「PDA」を名乗るデジタルガジェット久々に登場。Gemini PDA

2018年1月27日

INDIEGOGOのGemini PDAのプロジェクトページ

 

スマートフォンの黎明期以前、PDAと呼ばれるデジタルガジェットが一世を風靡したことがありました。PDAはPersonal Digital Assistantの略で、通信以外のスマートフォンの機能をコンパクトにまとめたようなものでした。

日本ではシャープの「電子手帳」などがその先駆けだったと思います。海外では独自の一筆書きによる手書き入力が出来たPalmOS搭載機などが一大勢力でした。

その後、より高機能にすることもでき性能面でもずっと向上した上、ネットワークへの常時接続が可能なスマートフォンが登場して、このジャンルの製品を完全に代替した形になっています。

こういった歴史を知る人たちにはちょっと懐かしい「PDA」というワードを名前に含むデジタルガジェットが登場しそうです。

今回はイギリスのPlanet Computersの手になる「Gemini PDA」を取り上げます。

スマートフォンでもある

Gemini PDAはOSにはスマートフォン用のOSであるAndroidとLinuxを採用していて、1台でデュアルブートが実現されています。利用時にどちらのOSを使うか、その時々で選択可能です。

画面はやや大きめのスマートフォンサイズの6型パネルですが、使うアプリにも依存する部分はあるもののマルチタスクを行なう際には恐らくLinuxを使う方が便利なのではないかと思います。

Androidは基本全てのアプリはフルスクリーンで使うように出来ていますので、複数のアプリをマルチウィンドウで開いて相互に見比べながら作業しやすいようには出来ていません。

Gemini PDAはLTEの通信モジュールや3G、2Gの通信モジュールまで搭載していて、非常に幅広い範囲の電波帯の活用が出来るようになっています。通話も当然OK。

さらにIEEE802.11acの無線LANも搭載しています。

フットプリント的にはちょっと大きめのスマートフォンサイズですが、かなりキーピッチを確保していそうなしっかりしたキーボードが付いているところがGemini PDA最大の特徴です。

クラムシェルタイプの一般的なノートPCのように2つ折りで持ち運ぶことになります。

キーピッチは17~18mmぐらいありそうですね。ある程度のキーはFnキーなどとの同時押しが必要そうではありますが、基本的なアルファベットの入力はかなり快適に行えそうです。

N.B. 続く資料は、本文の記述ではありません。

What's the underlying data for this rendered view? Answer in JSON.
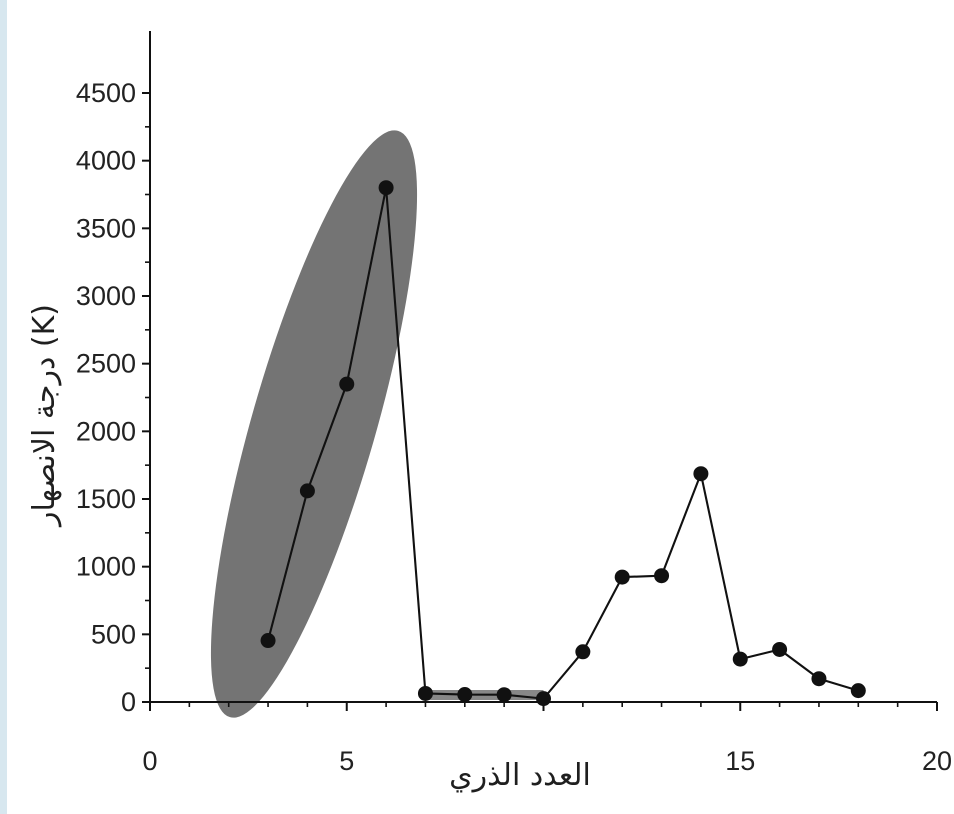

CPUはBigコアが2つ、Littleコアがクロックの高いもの4つ、クロックが低くより消費電力の低いものが4つの、ArmアーキテクチャのCPUとしてもかなりユニークな構造の10コアCPUを搭載しています。

メインメモリは4GB、ストレージは64GBと十分。

ディスプレイは縦横比2:1(18:9)の最近流行の横長ディスプレイを搭載します。解像度は2,160 x 1,080ドットあります。

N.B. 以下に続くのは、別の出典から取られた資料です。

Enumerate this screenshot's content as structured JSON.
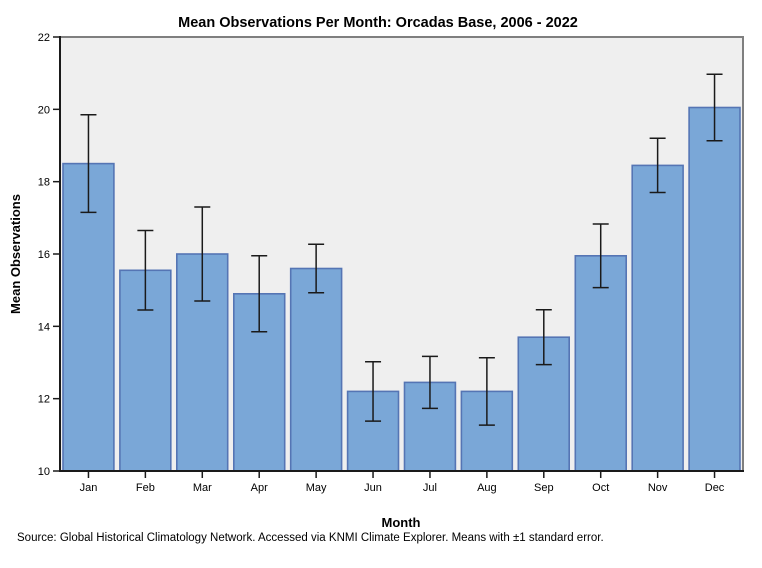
{
  "chart_data": {
    "type": "bar",
    "title": "Mean Observations Per Month: Orcadas Base, 2006 - 2022",
    "xlabel": "Month",
    "ylabel": "Mean Observations",
    "source_note": "Source: Global Historical Climatology Network. Accessed via KNMI Climate Explorer. Means with ±1 standard error.",
    "categories": [
      "Jan",
      "Feb",
      "Mar",
      "Apr",
      "May",
      "Jun",
      "Jul",
      "Aug",
      "Sep",
      "Oct",
      "Nov",
      "Dec"
    ],
    "series": [
      {
        "name": "Mean observations per month",
        "values": [
          18.5,
          15.55,
          16.0,
          14.9,
          15.6,
          12.2,
          12.45,
          12.2,
          13.7,
          15.95,
          18.45,
          20.05
        ],
        "std_errors": [
          1.35,
          1.1,
          1.3,
          1.05,
          0.67,
          0.82,
          0.72,
          0.93,
          0.76,
          0.88,
          0.75,
          0.92
        ]
      }
    ],
    "error_bars": "plus-minus 1 standard error",
    "ylim": [
      10,
      22
    ],
    "yticks": [
      10,
      12,
      14,
      16,
      18,
      20,
      22
    ],
    "grid": false,
    "legend": "none",
    "colors": {
      "bar_fill": "#7aa7d7",
      "bar_edge": "#5575b4",
      "plot_bg": "#efefef",
      "frame": "#7f7f7f",
      "axis": "#1a1a1a",
      "error_bar": "#1a1a1a",
      "text": "#000000"
    }
  }
}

USBコネクタが二つあるところと、大容量の交換可能なバッテリーを持つところもちょっと特徴的です。

重量は320gとされていて、スマートフォン+かなり軽いBluetoothキーボードぐらいの重量感になるでしょうか。

日本市場にも投入予定あり

予定では日本の技適も取得予定で、日本語対応のかなキーボードも準備されることになっています。本気で日本市場への投入を考えているようです。

元々、UMPCなどの小型デジタルガジェット分野では日本もかなり頑張っていた歴史があり、今でも熱心なファンがいますからね。

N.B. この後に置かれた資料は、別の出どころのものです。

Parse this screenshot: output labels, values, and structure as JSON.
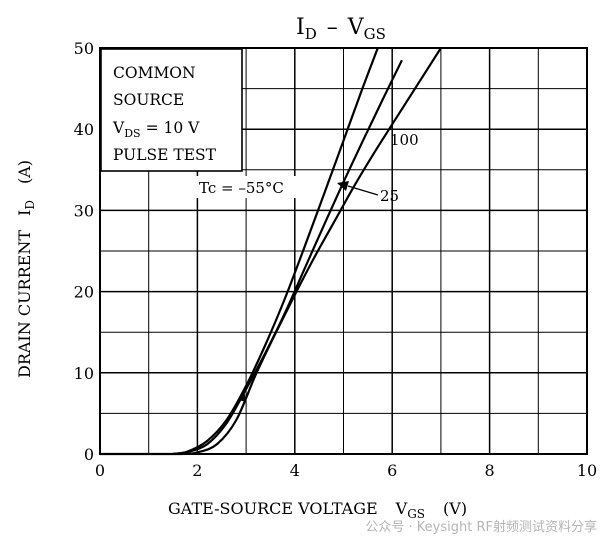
{
  "chart_data": {
    "type": "line",
    "title": "I_D – V_GS",
    "title_main": "I",
    "title_sub": "D",
    "title_sep": "–",
    "title_main2": "V",
    "title_sub2": "GS",
    "xlabel": "GATE-SOURCE VOLTAGE  V_GS  (V)",
    "xlabel_main": "GATE-SOURCE VOLTAGE",
    "xlabel_sym": "V",
    "xlabel_sub": "GS",
    "xlabel_unit": "(V)",
    "ylabel": "DRAIN CURRENT  I_D  (A)",
    "ylabel_main": "DRAIN CURRENT",
    "ylabel_sym": "I",
    "ylabel_sub": "D",
    "ylabel_unit": "(A)",
    "xlim": [
      0,
      10
    ],
    "ylim": [
      0,
      50
    ],
    "xticks": [
      "0",
      "2",
      "4",
      "6",
      "8",
      "10"
    ],
    "yticks": [
      "0",
      "10",
      "20",
      "30",
      "40",
      "50"
    ],
    "grid": true,
    "conditions": {
      "line1": "COMMON",
      "line2": "SOURCE",
      "line3_main": "V",
      "line3_sub": "DS",
      "line3_rest": "= 10 V",
      "line4": "PULSE TEST"
    },
    "annotations": {
      "tc": "Tc = –55°C",
      "t100": "100",
      "t25": "25"
    },
    "series": [
      {
        "name": "-55",
        "x": [
          1.5,
          1.8,
          2.2,
          2.6,
          3.0,
          3.4,
          3.8,
          4.2,
          4.6,
          5.0,
          5.4,
          5.8
        ],
        "y": [
          0,
          0.3,
          1.6,
          4.2,
          8.4,
          13.5,
          19.2,
          25.5,
          32.0,
          38.6,
          45.2,
          51.5
        ]
      },
      {
        "name": "25",
        "x": [
          1.5,
          1.8,
          2.2,
          2.6,
          3.0,
          3.4,
          3.8,
          4.2,
          4.6,
          5.0,
          5.4,
          5.8,
          6.2
        ],
        "y": [
          0,
          0.25,
          1.2,
          3.8,
          8.0,
          12.5,
          17.4,
          22.8,
          28.2,
          33.5,
          38.6,
          43.6,
          48.5
        ]
      },
      {
        "name": "100",
        "x": [
          1.7,
          2.0,
          2.4,
          2.8,
          3.2,
          3.6,
          4.0,
          4.4,
          4.8,
          5.2,
          5.6,
          6.0,
          6.5,
          7.0
        ],
        "y": [
          0,
          0.2,
          1.2,
          4.2,
          9.8,
          14.8,
          19.6,
          24.2,
          28.5,
          32.8,
          36.8,
          40.6,
          45.3,
          50.0
        ]
      }
    ]
  },
  "watermark": "公众号 · Keysight RF射频测试资料分享"
}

LTEの対応バンド数も多くなっているので、SIMロックフリー端末としても面白い存在になるかもしれません。

近日出荷予定

Gemini PDAは2017年のMWCで展示が行なわれたのち、クラウドファンディングのIndiegogoで製造資金調達のプロジェクトが行なわれていました。

無事に資金調達には成功したようで、近々実機が世に出ることになるようです。

SoCはミドルクラスのもののようですが、その他のスペックはかなり頑張っています。さらにしっかりしたキーボードまで備えて、クラウドファンディングの出資額はLTEモデム内蔵機で400ドル弱。かなり頑張った価格になっているように思います。

製品版は500ドルぐらいでの発売となり、日本に入ってくると6万円程度のプライスタグが付くことになるでしょうか。

非常に手軽に持ち運べる物書きマシンの新種として面白い存在になるかもしれませんね。